Dalam konteks ini, penting diingat bahwa demokrasi tidak hanya menuntut kebebasan berbicara, tetapi juga tanggung jawab dalam menyampaikan pendapat. Aksi sosial yang berlandaskan data dan semangat konstruktif sangat dibutuhkan. Namun jika semangat tersebut dibajak untuk kepentingan politik jangka pendek, maka kepercayaan publik terhadap proses demokrasi akan tercoreng. Yang dirugikan bukan hanya pemerintah, tetapi juga rakyat, yang kehilangan ruang aspirasi yang sehat dan solutif.

Ketua Umum Pengurus Pusat Tunas Indonesia Raya (PP TIDAR), Rahayu Saraswati Djojohadikusumo, menyampaikan bahwa narasi Indonesia Gelap disuarakan oleh kelompok-kelompok yang tidak senang dengan pemerintahan saat ini. Ia mengajak pemuda Indonesia untuk tetap berpikir kritis dan tidak mudah terpengaruh oleh narasi pesimistis yang bisa menggerus semangat kebangsaan. Kebijakan pemerintah, menurutnya, telah melalui proses panjang dan masukan para ahli. Dalam jangka panjang, langkah-langkah strategis ini diyakini akan membawa Indonesia menuju visi besar Indonesia Emas 2045. Oleh karena itu, generasi muda perlu tetap memberikan kontribusi positif sesuai bidang masing-masing, bukan justru terseret dalam permainan politik pihak tertentu.

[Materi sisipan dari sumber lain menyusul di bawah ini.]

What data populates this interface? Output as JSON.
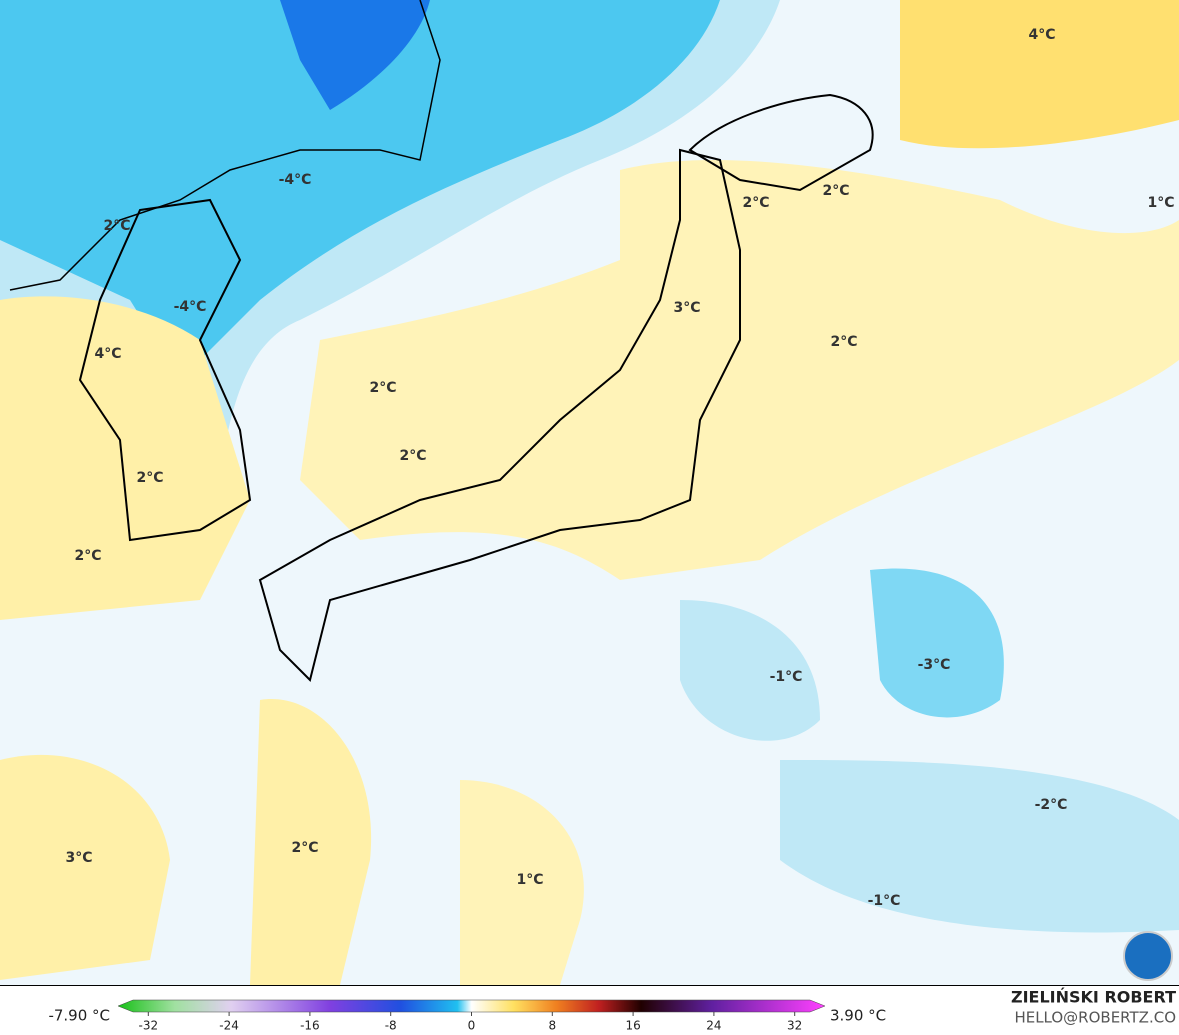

Di tengah meningkatnya tensi sosial akibat agitasi gerakan semacam ini, peran media, akademisi, dan tokoh masyarakat menjadi sangat penting. Mereka harus menjadi garda depan dalam menjaga netralitas ruang publik, memverifikasi informasi, dan memberikan edukasi politik kepada masyarakat luas. Tanpa keterlibatan aktif dari kelompok penyeimbang ini, ruang diskusi publik akan mudah dikuasai oleh kelompok dengan agenda tersembunyi.

Gerakan sosial memang sah dan perlu sebagai mekanisme koreksi terhadap kebijakan publik. Namun, gerakan tersebut harus menjaga kemurniannya dari infiltrasi ambisi politik yang manipulatif. Hanya dengan komitmen terhadap transparansi, etika, dan literasi politik, maka gerakan semacam Indonesia Gelap dapat berkontribusi bagi kemajuan bangsa, bukan sebaliknya menjadi alat penghancur kepercayaan publik terhadap demokrasi.

Oleh karena itu, masyarakat harus cermat dan tidak terjebak dalam euforia protes yang tidak jelas arahnya. Apresiasi terhadap semangat perubahan tetap penting, tetapi kewaspadaan terhadap potensi penunggangan politik jauh lebih mendesak. Indonesia membutuhkan gerakan rakyat yang murni, bukan gerakan yang dikendalikan oleh elite politik untuk kepentingan sesaat.

Dengan tetap menjunjung nilai demokrasi yang sehat, masyarakat dapat menyuarakan aspirasi tanpa harus terjebak dalam permainan narasi yang menyesatkan. Melalui sikap kritis dan tanggung jawab kolektif, setiap aksi sosial dapat diarahkan menjadi kekuatan transformasi yang sesungguhnya, bukan sekadar gema politik yang penuh kepentingan.